Futebol Juvenil! Que Política e que Pedagogia?!!!

Vamos lá falar da política de formação de futebol no (ainda) Clube de Futebol Os Belenenses, levada à prática nos últimos tempos!

Qualquer dirigente desportivo com um mínimo de QI que ame e sinta só o Belenenses, sabe que para sermos apelativos e conseguirmos ombrear com os "mendigos-deste-estado-social-só-para-alguns", têm de implementar um modelo de formação ímpar, que prime pelo rigor, pela disciplina desportiva e educacional, pelo modelo de jogo que sirva os executantes nacionais e a equipa sénior e que tem de ter uma retaguarda sólida e solidária com estes princípios.

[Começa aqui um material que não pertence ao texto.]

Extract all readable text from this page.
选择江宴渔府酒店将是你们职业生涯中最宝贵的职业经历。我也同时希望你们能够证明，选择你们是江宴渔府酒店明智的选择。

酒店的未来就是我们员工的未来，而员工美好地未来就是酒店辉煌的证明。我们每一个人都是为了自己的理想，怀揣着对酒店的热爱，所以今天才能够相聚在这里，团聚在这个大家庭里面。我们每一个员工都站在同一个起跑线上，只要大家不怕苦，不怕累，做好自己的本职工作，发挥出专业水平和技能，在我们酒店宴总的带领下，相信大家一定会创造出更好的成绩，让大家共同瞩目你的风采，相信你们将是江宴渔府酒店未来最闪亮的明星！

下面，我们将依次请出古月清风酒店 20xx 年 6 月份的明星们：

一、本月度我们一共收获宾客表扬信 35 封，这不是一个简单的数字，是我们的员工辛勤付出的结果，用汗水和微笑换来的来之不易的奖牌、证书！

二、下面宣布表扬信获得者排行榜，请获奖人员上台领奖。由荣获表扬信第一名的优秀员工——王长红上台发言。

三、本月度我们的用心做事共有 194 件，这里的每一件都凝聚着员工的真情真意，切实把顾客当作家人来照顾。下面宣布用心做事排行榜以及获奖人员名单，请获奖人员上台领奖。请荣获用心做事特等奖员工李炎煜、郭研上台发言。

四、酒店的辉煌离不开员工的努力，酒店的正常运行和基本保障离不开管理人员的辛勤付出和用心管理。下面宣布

Ou seja, os dirigentes que receberem e acarinharem os formandos, têm de ser adeptos e sócios com princípios, sólidas formação moral e belenenses (de preferência).

Só assim é possível partirmos para a segunda fase da estrutura, os treinadores e restante corpo técnico, que também devem ser indivíduos de espírito inatacável, que entram na pirâmide e seguem à risca o modelo pré definido. Nunca abancarem e cada um montar a tenda que lhe serve na perfeição a respectiva chinela.

Obviamente que nesse modelo pré definido, deve incutir-se à cabeça o espírito ganhador e competitivo, seja em que escalão for, que deverá ser consubstanciado pelo departamento profissional, cujos estímulos aos jovens são parte da sua tarefa profissional diária. Nunca um frete...

Assim, conseguem-se resultados e atraem-se os jovens jogadores que procurarão o Clube que os trata bem, assim é tudo mais fácil e até nem é mais caro. Dá é mais trabalho...! Obriga a pensar-se, planificar-se e fiscalizar-se... O que também dá trabalho.

O Belenenses por todas as circunstâncias que conhecemos, não pode fugir a ser um Clube Formador! Mas formador de excelentes executantes, porque "tem" uma extraordinária organização na formação, que depois dará frutos e alimentará naturalmente a equipa principal.

Com a aposta correcta na formação, todo o futebol entra nos eixos naturalmente, porque terá de acompanhar a bitola de excelência, daí que se deva optar por um modelo de jogo próprio, dinâmico e que dê espectáculo, que defina sem margem para dúvidas, que todo o futebol azul do Belenenses é inconfundível.

Naturalmente que todos os pernadas e pernaltas apadrinhados pelos natas de vinte, estiveram-se borrifando para a formação, o que interessava era passearem os rabos de pavão e araras pelas pantalhas e jornais, ainda que todos os dias demonstrassem à evidência, as respectivas incompetências em gestão financeira e desportiva.

Deu no que está á vista. E nem era preciso puxar muito pelos neuróneos, temos ex jogadores nos veteranos, competentes e dedicados, que sentem o clube e que fazem com uma perna ás costas melhor figura que estes gentios.

Mas houve excepções, estou a falar da contratação do professor Jorge Castelo. E refiro-me aos 4 anos de Rui Jorge junto dos jovens!

Se quanto ao primeiro acho que sempre foi subaproveitado, a sua função poderia ser mais abrangente, porque o seu saber e competência deveria estender-se a outras áreas. Quanto ao segundo, foi um profissional que adoptou junto dos jovens uma sã atitude pedagógica de vitória e atitude de belenenses determinados, terminando com o deixa-andar, tão do agrado dos coloridos.

Esta atitude, fez com que as suas equipas nos 3 últimos anos ganhassem auto-respeito e a consideração dos adversários, fazendo com que muitos jovens tivessem vontade de virem jogar para o Restelo, porque os atletas sabiam que entravam em campo a pensar na vitória, porque o líder era o primeiro a incentivá-los e a incutir essa dinâmica.

Hoje, na equipa júnior, os rapazes são ensinados a deixarem-se cair, simulando lesões para ganharem tempo!? Grande pedagogo, grande formação e grande formador!
Deve ser dos ares modernos de Alcântara e do seu Requisitador..., depois queixam-se que ninguém nos tem respeito.

O mais interessante é que Rui Jorge, perdoou ao Clube € 100.000,00 (cem mil euros), para não terem dúvidas, o calote da sua entrega durante 6 meses, como jogador.
Depois recebeu a paga de se ter afeiçoado ao Clube em que trabalhou dedicada mente durante 4 anos e 6 meses, porque cegamente era preciso reduzir a massa salarial.

Esta política de merceeiro, está a dar os seus frutos naturais..., e como desejava estar redondamente enganado, porque estou tão farto de: calímeros, anjinhos, mitómanos e ceguetas..., só porque já antecipei o natal e meti na arca os perús e galarós, em vinho e alho....

Saravá Rui Jorge! Mereces o melhor para ti e respectiva família.